Let me ask the Prime Minister about another election promise. We know that childcare providers already have to increase their fees to parents who pay for additional hours above the 15 hours they get free. Given that the free entitlement is going up to 30 hours, how can he guarantee that families will genuinely benefit and will not just end up being hit by increased fees elsewhere?
The Prime Minister: First, we will have a review of the fees being paid by the Government to childcare providers, because I want this to be quality childcare. Secondly, there is the increase from 15 to 30 hours, which will be of real benefit to working families. Thirdly, we have this new tax relief coming in, so if someone spends up to £10,000, they will get £2,000 back. That means that families under this Government will have far greater choice and resources on childcare. The right hon. and learned Lady said the other day that a
“greater number of people…feel relieved that we are not in government.”
Ms Harman: He just cannot help but gloat, can he? He can go right ahead and gloat, but why can he not just answer the question about childcare? Perhaps we could have an answer rather than a gloating session to the next question.

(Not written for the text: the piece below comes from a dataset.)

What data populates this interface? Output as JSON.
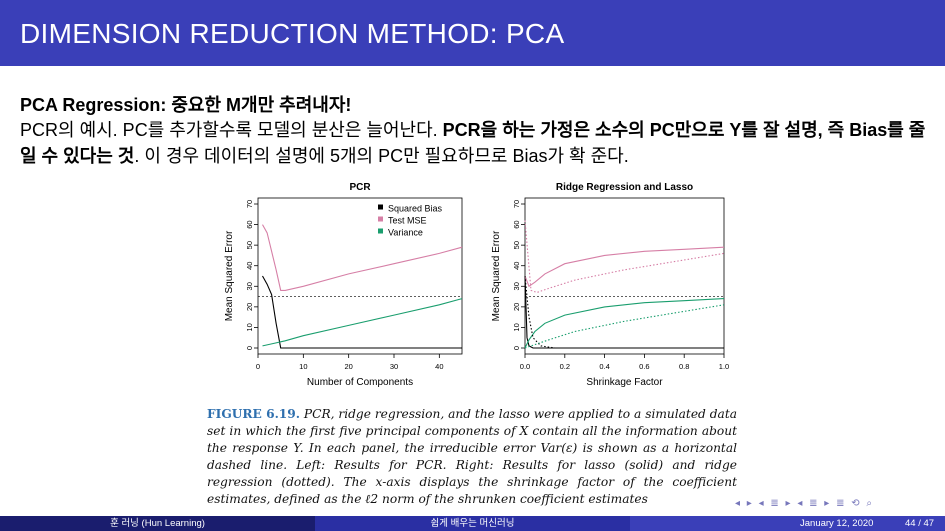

I will try again. We know that grandparents often help out. Most parents say they just could not manage without the grandparents, but increasingly those grandparents are not retired but are themselves working. Will the Prime Minister agree to look at how we can help grandparents get flexibility at work by allowing them to share parental leave?
The Prime Minister: I am certainly happy to look at that because the right to request flexible working has been championed by this Government. I am sorry if the right hon. and learned Lady thinks I am gloating. It must be the first time someone has ever been accused of gloating while quoting the Leader of the Opposition. For instance, she said the other day:
“People tend to like a leader who they feel is economically competent”.